(Reuters) – Sri Lanka’s parliament reconvened on Tuesday for the first time since violence flared last week and the prime minister quit, as his replacement warned that the country was in a precarious economic situation and down to its last day of petrol supplies.
Ranil Wickremesinghe, the new prime minister, said in a televised address on Monday that the island nation had to face “unpleasant and terrifying facts”.
“At the moment, we only have petrol stocks for a single day. The next couple of months will be the most difficult ones of our lives,” he said.
Foreign reserves had come close to zero from $7.5 billion in November 2019, he added, with the country requiring $75 million in the next few days to keep the economy running. Essential medicines had run out.
Power cuts could extend to as much as 15 hours a day because of the lack of fuel, which is mostly imported.
Wickremesinghe said he planned to ask for foreign assistance, privatise SriLankan Airlines and seek parliamentary approval to increase Treasury bill issuance to 4 trillion rupees ($11.27 billion) from 3 trillion.
“For a short period, our future will be even more difficult than the tough times that we have passed,” he said.

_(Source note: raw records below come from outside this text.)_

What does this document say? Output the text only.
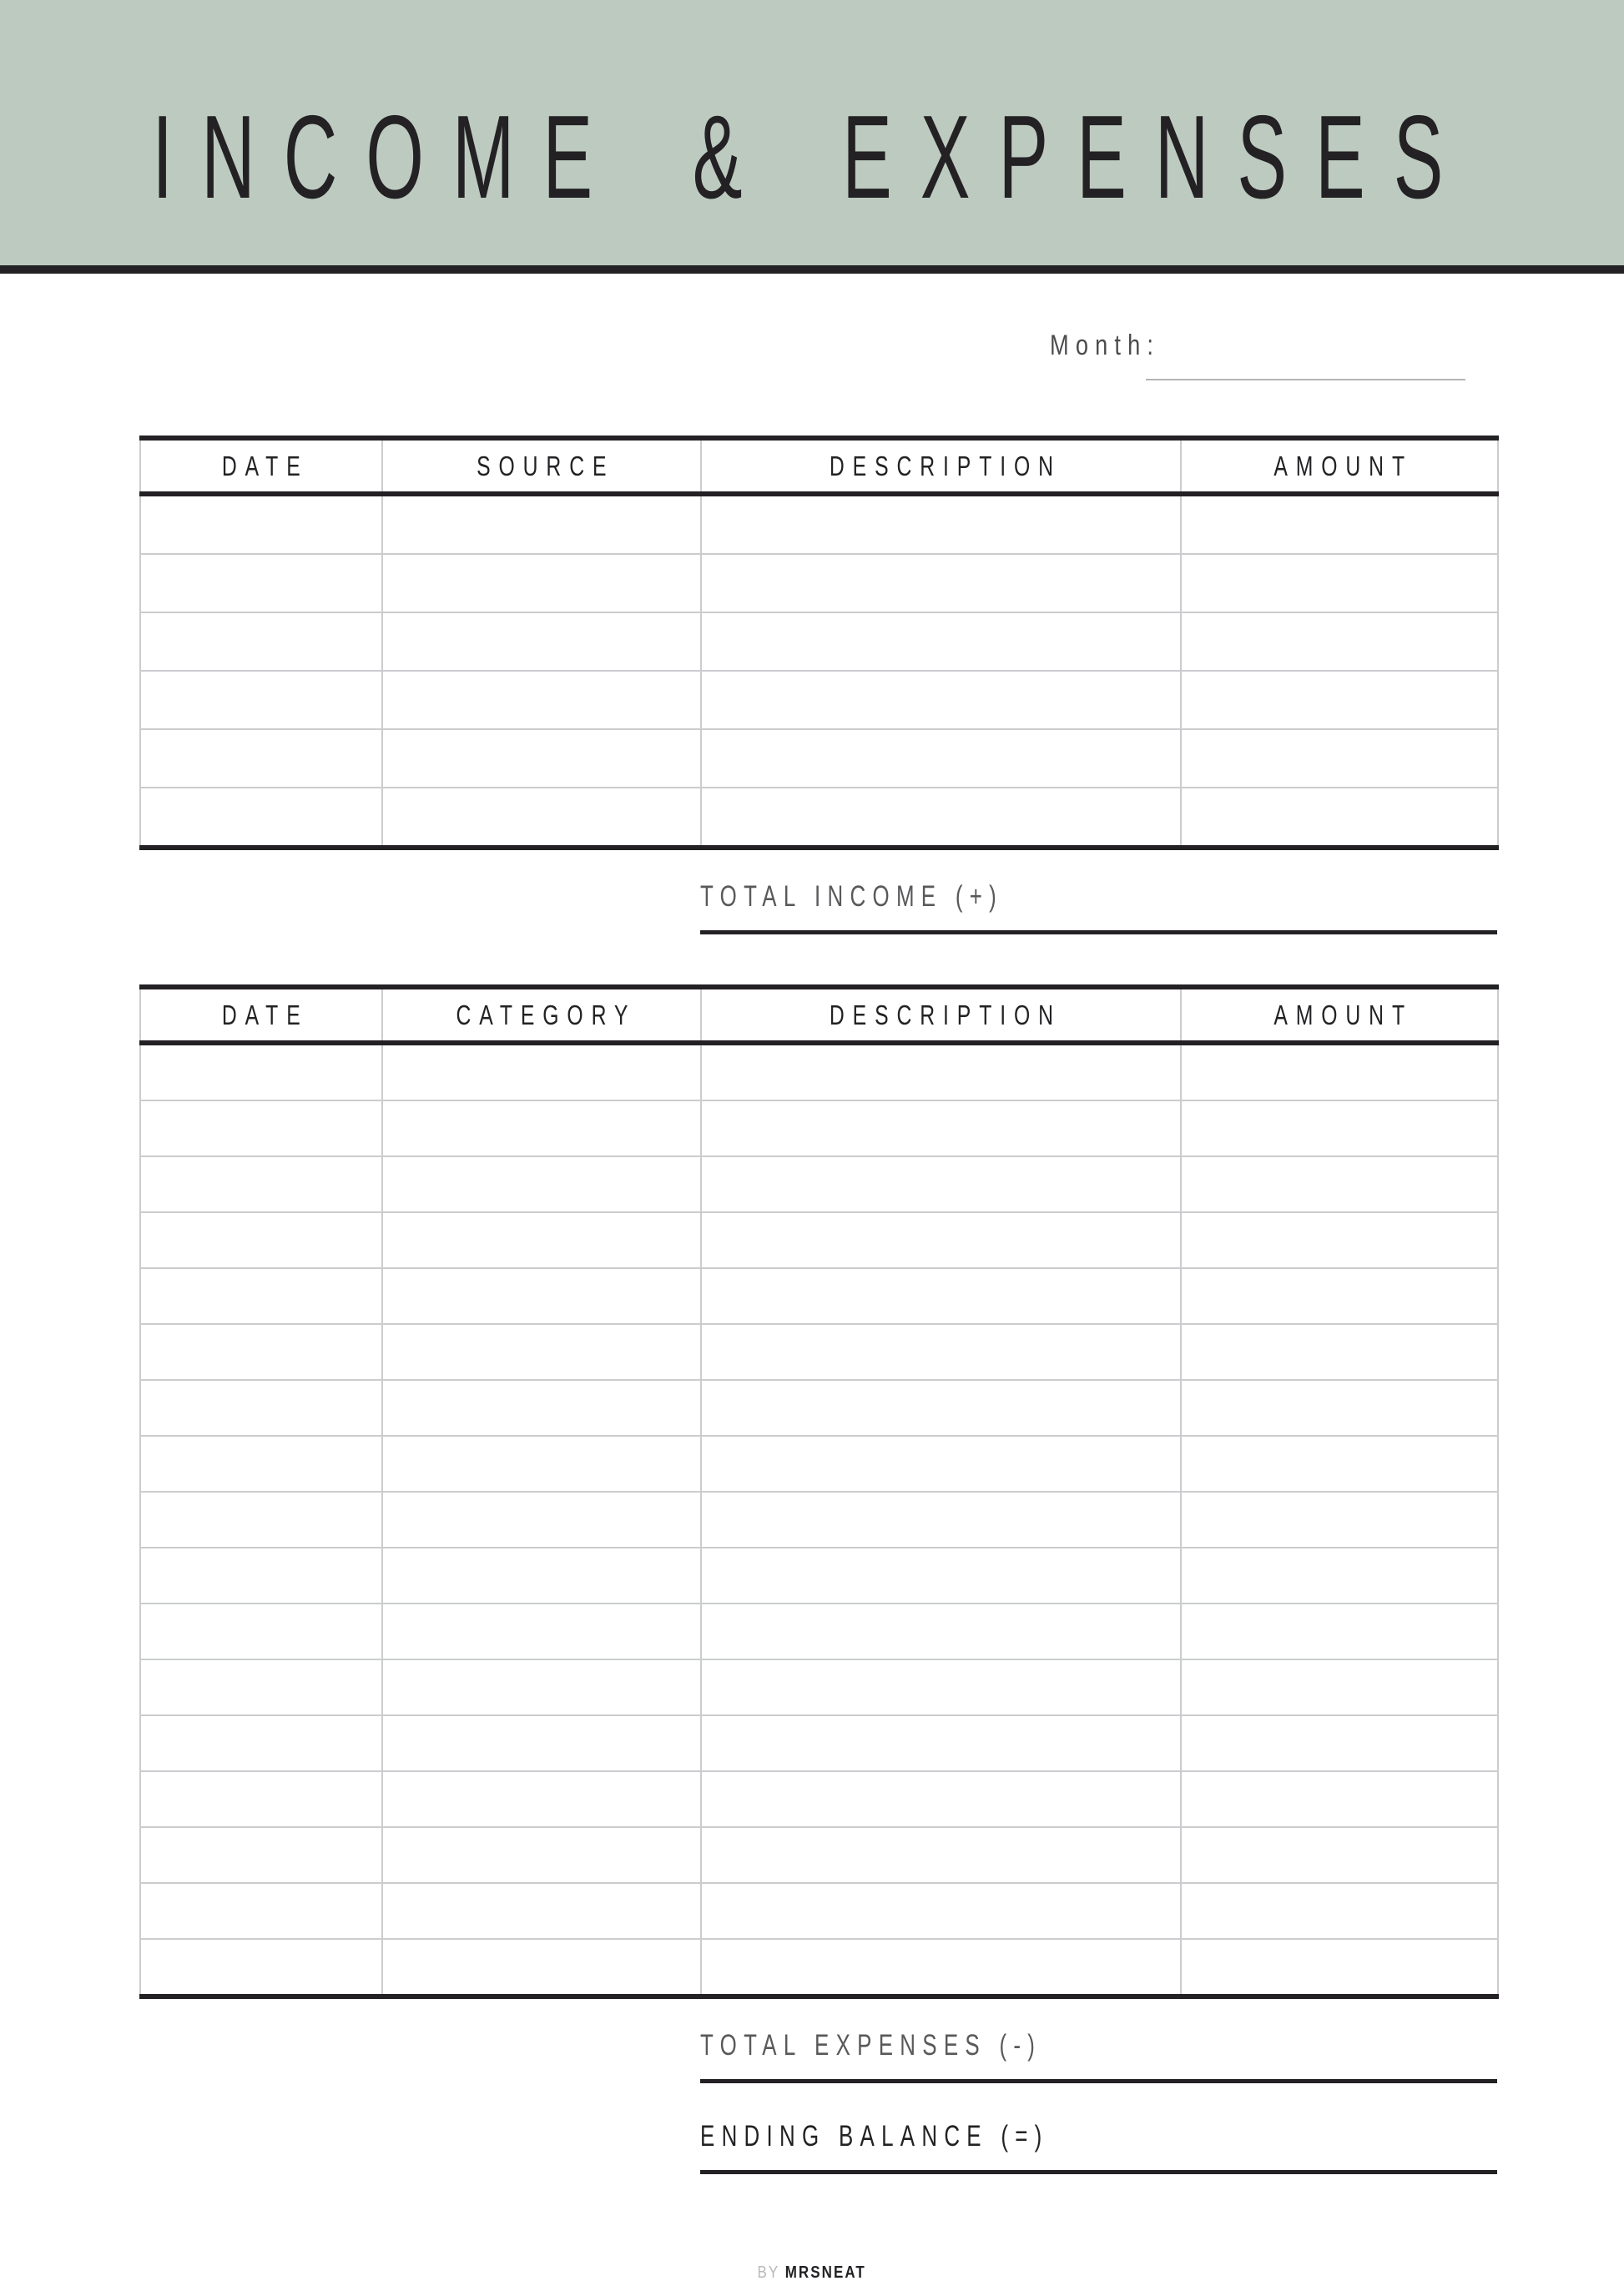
INCOME & EXPENSES
Month:
DATE	SOURCE	DESCRIPTION	AMOUNT

TOTAL INCOME (+)
DATE	CATEGORY	DESCRIPTION	AMOUNT

TOTAL EXPENSES (-)
ENDING BALANCE (=)
BY MRSNEAT
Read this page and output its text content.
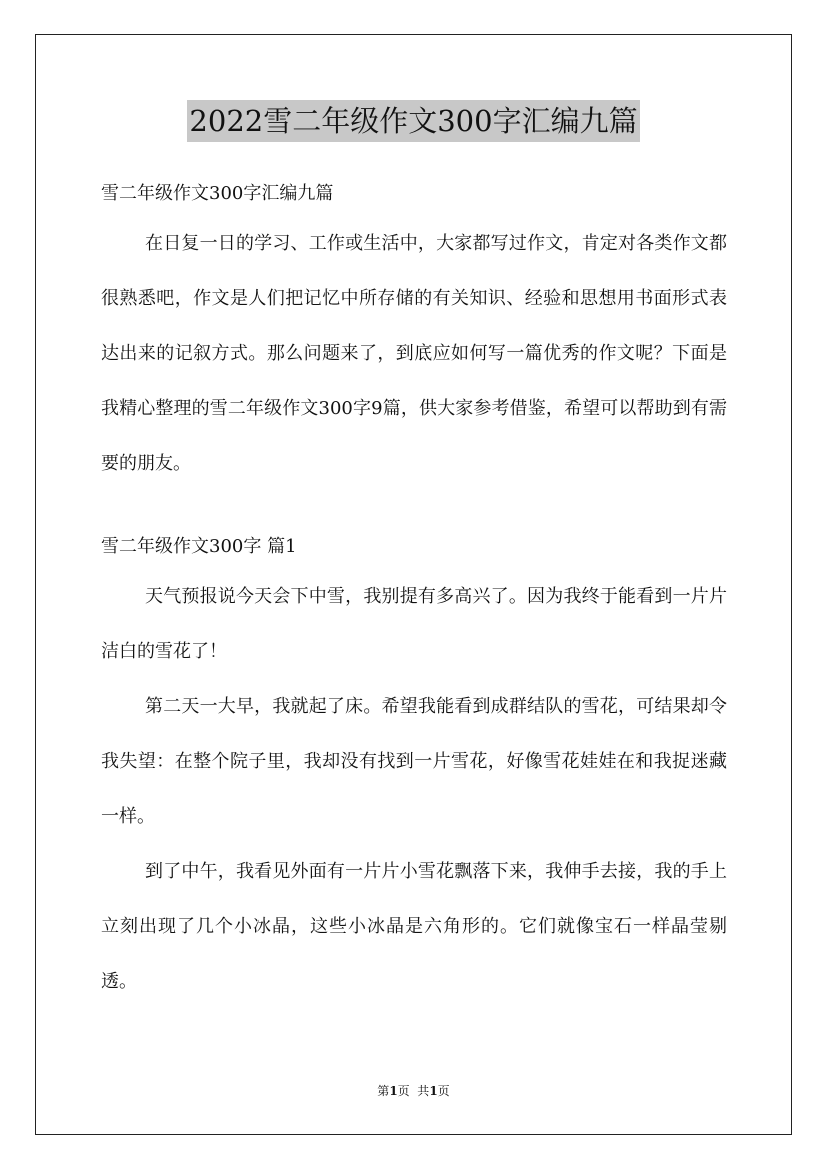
2022雪二年级作文300字汇编九篇

雪二年级作文300字汇编九篇

在日复一日的学习、工作或生活中，大家都写过作文，肯定对各类作文都很熟悉吧，作文是人们把记忆中所存储的有关知识、经验和思想用书面形式表达出来的记叙方式。那么问题来了，到底应如何写一篇优秀的作文呢？下面是我精心整理的雪二年级作文300字9篇，供大家参考借鉴，希望可以帮助到有需要的朋友。

雪二年级作文300字 篇1

天气预报说今天会下中雪，我别提有多高兴了。因为我终于能看到一片片洁白的雪花了！

第二天一大早，我就起了床。希望我能看到成群结队的雪花，可结果却令我失望：在整个院子里，我却没有找到一片雪花，好像雪花娃娃在和我捉迷藏一样。

到了中午，我看见外面有一片片小雪花飘落下来，我伸手去接，我的手上立刻出现了几个小冰晶，这些小冰晶是六角形的。它们就像宝石一样晶莹剔透。

第1页  共1页
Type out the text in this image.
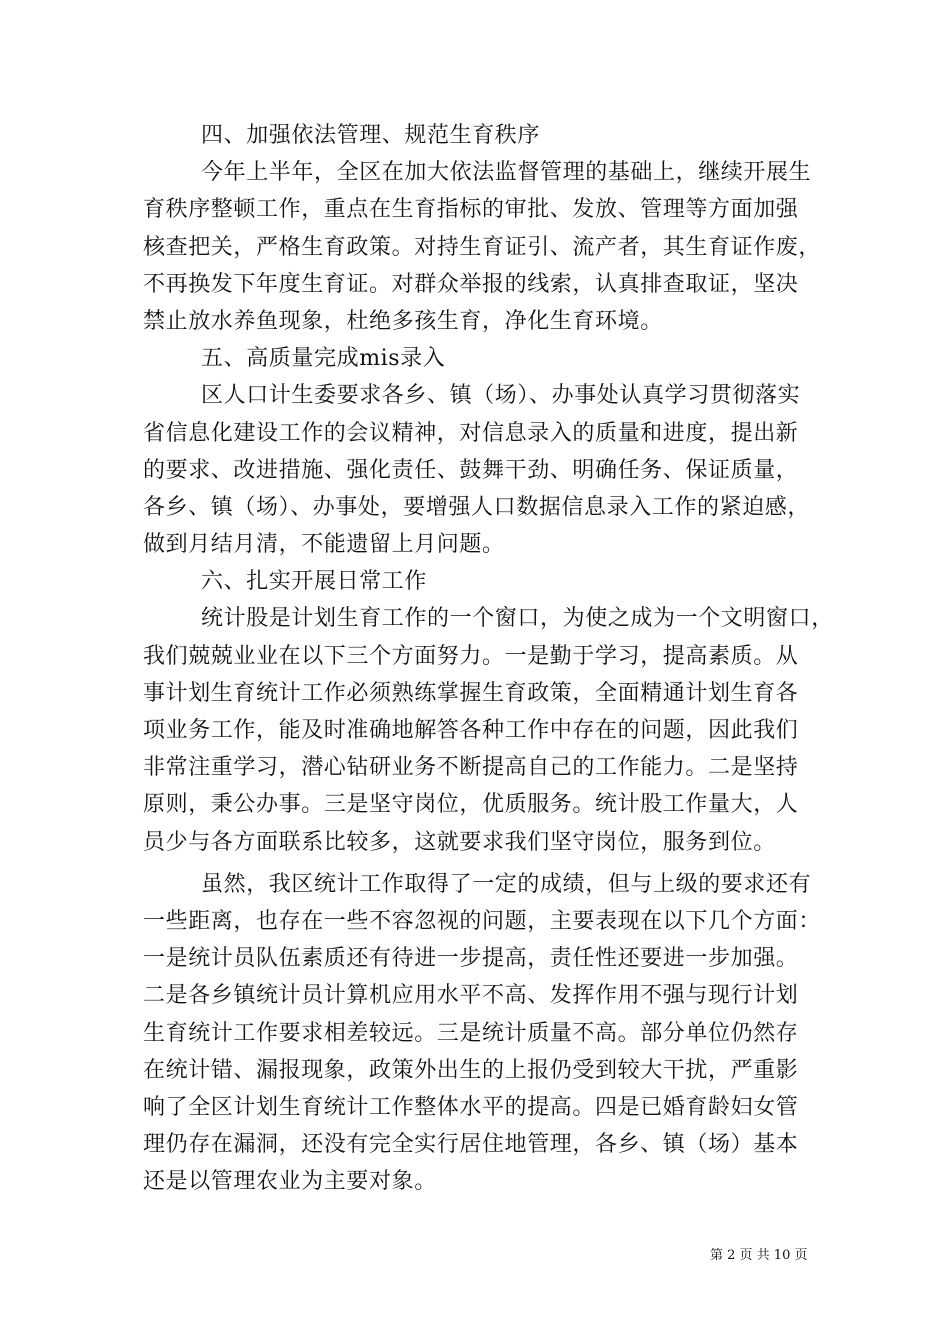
四、加强依法管理、规范生育秩序
今年上半年，全区在加大依法监督管理的基础上，继续开展生
育秩序整顿工作，重点在生育指标的审批、发放、管理等方面加强
核查把关，严格生育政策。对持生育证引、流产者，其生育证作废，
不再换发下年度生育证。对群众举报的线索，认真排查取证，坚决
禁止放水养鱼现象，杜绝多孩生育，净化生育环境。
五、高质量完成mis录入
区人口计生委要求各乡、镇（场）、办事处认真学习贯彻落实
省信息化建设工作的会议精神，对信息录入的质量和进度，提出新
的要求、改进措施、强化责任、鼓舞干劲、明确任务、保证质量，
各乡、镇（场）、办事处，要增强人口数据信息录入工作的紧迫感，
做到月结月清，不能遗留上月问题。
六、扎实开展日常工作
统计股是计划生育工作的一个窗口，为使之成为一个文明窗口，
我们兢兢业业在以下三个方面努力。一是勤于学习，提高素质。从
事计划生育统计工作必须熟练掌握生育政策，全面精通计划生育各
项业务工作，能及时准确地解答各种工作中存在的问题，因此我们
非常注重学习，潜心钻研业务不断提高自己的工作能力。二是坚持
原则，秉公办事。三是坚守岗位，优质服务。统计股工作量大，人
员少与各方面联系比较多，这就要求我们坚守岗位，服务到位。
虽然，我区统计工作取得了一定的成绩，但与上级的要求还有
一些距离，也存在一些不容忽视的问题，主要表现在以下几个方面：
一是统计员队伍素质还有待进一步提高，责任性还要进一步加强。
二是各乡镇统计员计算机应用水平不高、发挥作用不强与现行计划
生育统计工作要求相差较远。三是统计质量不高。部分单位仍然存
在统计错、漏报现象，政策外出生的上报仍受到较大干扰，严重影
响了全区计划生育统计工作整体水平的提高。四是已婚育龄妇女管
理仍存在漏洞，还没有完全实行居住地管理，各乡、镇（场）基本
还是以管理农业为主要对象。
第 2 页 共 10 页
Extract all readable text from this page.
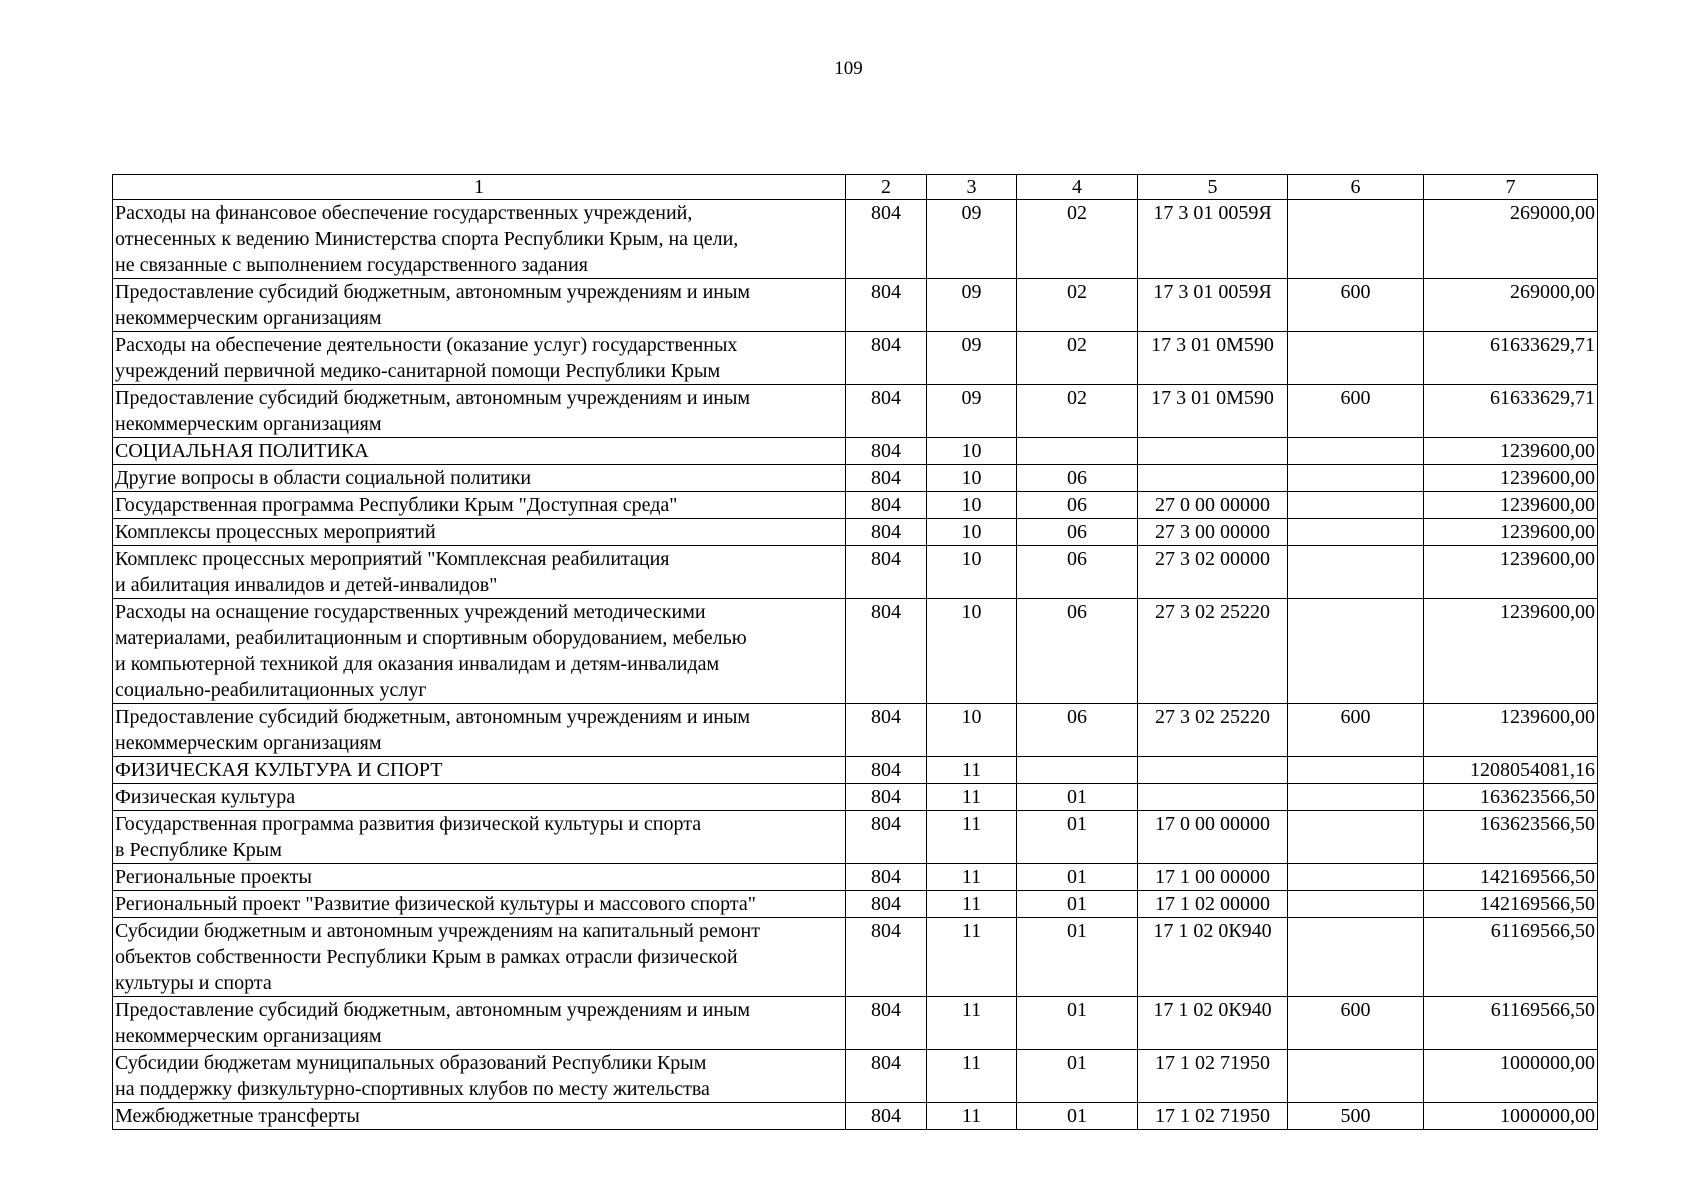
109
1	2	3	4	5	6	7

Расходы на финансовое обеспечение государственных учреждений,
отнесенных к ведению Министерства спорта Республики Крым, на цели,
не связанные с выполнением государственного задания	804	09	02	17 3 01 0059Я		269000,00

Предоставление субсидий бюджетным, автономным учреждениям и иным
некоммерческим организациям	804	09	02	17 3 01 0059Я	600	269000,00

Расходы на обеспечение деятельности (оказание услуг) государственных
учреждений первичной медико-санитарной помощи Республики Крым	804	09	02	17 3 01 0М590		61633629,71

Предоставление субсидий бюджетным, автономным учреждениям и иным
некоммерческим организациям	804	09	02	17 3 01 0М590	600	61633629,71

СОЦИАЛЬНАЯ ПОЛИТИКА	804	10				1239600,00

Другие вопросы в области социальной политики	804	10	06			1239600,00

Государственная программа Республики Крым "Доступная среда"	804	10	06	27 0 00 00000		1239600,00

Комплексы процессных мероприятий	804	10	06	27 3 00 00000		1239600,00

Комплекс процессных мероприятий "Комплексная реабилитация
и абилитация инвалидов и детей-инвалидов"	804	10	06	27 3 02 00000		1239600,00

Расходы на оснащение государственных учреждений методическими
материалами, реабилитационным и спортивным оборудованием, мебелью
и компьютерной техникой для оказания инвалидам и детям-инвалидам
социально-реабилитационных услуг	804	10	06	27 3 02 25220		1239600,00

Предоставление субсидий бюджетным, автономным учреждениям и иным
некоммерческим организациям	804	10	06	27 3 02 25220	600	1239600,00

ФИЗИЧЕСКАЯ КУЛЬТУРА И СПОРТ	804	11				1208054081,16

Физическая культура	804	11	01			163623566,50

Государственная программа развития физической культуры и спорта
в Республике Крым	804	11	01	17 0 00 00000		163623566,50

Региональные проекты	804	11	01	17 1 00 00000		142169566,50

Региональный проект "Развитие физической культуры и массового спорта"	804	11	01	17 1 02 00000		142169566,50

Субсидии бюджетным и автономным учреждениям на капитальный ремонт
объектов собственности Республики Крым в рамках отрасли физической
культуры и спорта	804	11	01	17 1 02 0К940		61169566,50

Предоставление субсидий бюджетным, автономным учреждениям и иным
некоммерческим организациям	804	11	01	17 1 02 0К940	600	61169566,50

Субсидии бюджетам муниципальных образований Республики Крым
на поддержку физкультурно-спортивных клубов по месту жительства	804	11	01	17 1 02 71950		1000000,00

Межбюджетные трансферты	804	11	01	17 1 02 71950	500	1000000,00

More than a month of predominantly peaceful protests against the government’s handling of the economy turned deadly last week when supporters of former Prime Minister Mahinda Rajapaksa stormed an anti-government protest site in the commercial capital, Colombo.
Days of subsequent clashes between protesters, government supporters and police left 9 dead and over 300 injured.
Rajapaksa then resigned, leaving his younger brother Gotabaya Rajapaksa to rule on as president.
Sri Lanka’s economic crisis, unparalleled since its independence in 1948, has come from the confluence of the COVID-19 pandemic, rising oil prices and populist tax cuts by the Rajapaksas.
The chronic foreign exchange shortage has led to rampant inflation and shortages of medicine, fuel and other essentials, bringing thousands out on the streets in protest in the Indian Ocean nation, where China and India are battling for influence.
Wickremesinghe’s four cabinet appointments to date have all been from the Rajapaksas’ Sri Lanka Podujana Peramuna party, to the dismay of protesters, who want to exile the family from the nation’s politics.
He is yet to announce key portfolios including the crucial post of finance minister, who will negotiate with the International Monetary Fund for financial help.
Former Finance Minister Ali Sabry had held preliminary talks with the multilateral lender, but he quit along with Mahinda Rajapaksa last week.